Supported Features

The SailPoint Salesforce Connector supports the following features:

  • Manage Salesforce users as accounts

  • Account aggregation

  • Refresh accounts

  • Create and update accounts

  • Enable and disable accounts

    Note
    The Salesforce connector supports user object modification while enabling and disabling accounts. While enabling and disabling of accounts, the user can modify other attributes of the account that are part of the user object.

  • Change Password

    Note
    The Administrator Reset Password operation does not set passwords provided for the user account. Salesforce sends an email notification with a temporary password to the user for these operations.

  • Add and remove associations of the following group objects with User objects:

    • PermissionSet

    • PermissionSetGroup

    • CollaborationGroups

    • PublicGroups

    • PermissionSetLicense

    • Role

    • ManagedPackage

    • DelegateGroup

      Note
      DelegateGroup objects can be assigned to active (enabled) users. If you disable a user that has a DelegateGroup object assigned to them, Salesforce automatically removes the it from the user. However, it doesn't update in SailPoint for that user. To update SailPoint, run the Iterate the User process after performing the Enable/Disable operation.

  • Create new Portal Users and Partner Users, and assign licenses

    Note
    Enabling and disabling Portal and Partner users is not supported.

  • Aggregate QueueNames as an entitlement

  • Aggregate the following objects as group objects:

    • CollaborationGroup

      Note
      If you enable or disable a user that has a collaboration group object assigned to them, Salesforce automatically removes it, but it doesn't update in SailPoint for that user.
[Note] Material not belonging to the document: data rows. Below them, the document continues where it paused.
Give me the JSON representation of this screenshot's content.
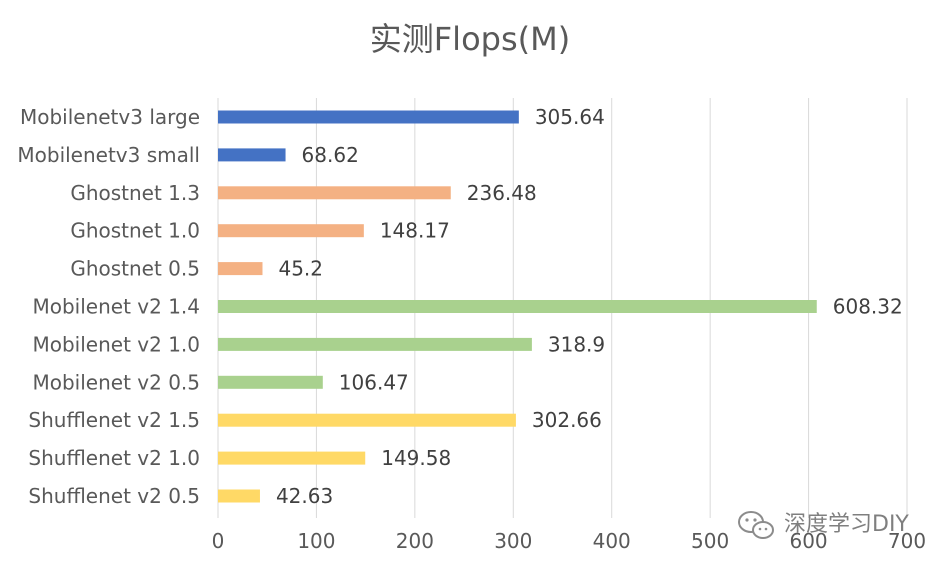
{
  "chart_data": {
    "type": "bar",
    "orientation": "horizontal",
    "title": "实测Flops(M)",
    "categories": [
      "Mobilenetv3 large",
      "Mobilenetv3 small",
      "Ghostnet 1.3",
      "Ghostnet 1.0",
      "Ghostnet 0.5",
      "Mobilenet v2 1.4",
      "Mobilenet v2 1.0",
      "Mobilenet v2 0.5",
      "Shufflenet v2 1.5",
      "Shufflenet v2 1.0",
      "Shufflenet v2 0.5"
    ],
    "values": [
      305.64,
      68.62,
      236.48,
      148.17,
      45.2,
      608.32,
      318.9,
      106.47,
      302.66,
      149.58,
      42.63
    ],
    "value_labels": [
      "305.64",
      "68.62",
      "236.48",
      "148.17",
      "45.2",
      "608.32",
      "318.9",
      "106.47",
      "302.66",
      "149.58",
      "42.63"
    ],
    "bar_colors": [
      "#4472c4",
      "#4472c4",
      "#f4b183",
      "#f4b183",
      "#f4b183",
      "#a9d18e",
      "#a9d18e",
      "#a9d18e",
      "#ffd966",
      "#ffd966",
      "#ffd966"
    ],
    "xlim": [
      0,
      700
    ],
    "xticks": [
      0,
      100,
      200,
      300,
      400,
      500,
      600,
      700
    ],
    "grid": true,
    "legend": "none"
  },
  "watermark": {
    "icon": "wechat-icon",
    "text": "深度学习DIY"
  }
}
To correct this, run the Iterate the User process after performing the Enable/Disable operation.

    • Profiles

    • Role

      Note
      Includes the role's hierarchy.

    • PermissionSet

    • PermissionSetGroup

    • PublicGroup

    • PermissionSetLicense

      Note
      Through certification, permission set licenses cannot be removed until associated permission sets are removed.

    • ManagedPackage

    • DelegateGroup

Create, update, and delete PublicGroups as group objects

Note
Provisioning for PublicGroups is only supported for newly created applications in IdentityIQ.

The application reads permissions directly assigned to groups as direct permissions during group aggregation.

Note
The connector does not support automated revocation of the aggregated permissions and creates work item for such requests.

The Salesforce connector supports use with the Enhanced Domains feature.

The Salesforce connector can manage a Role hierarchies in addition to the Role itself. Within the Salesforce system, Role hierarchies are used to extend record access automatically.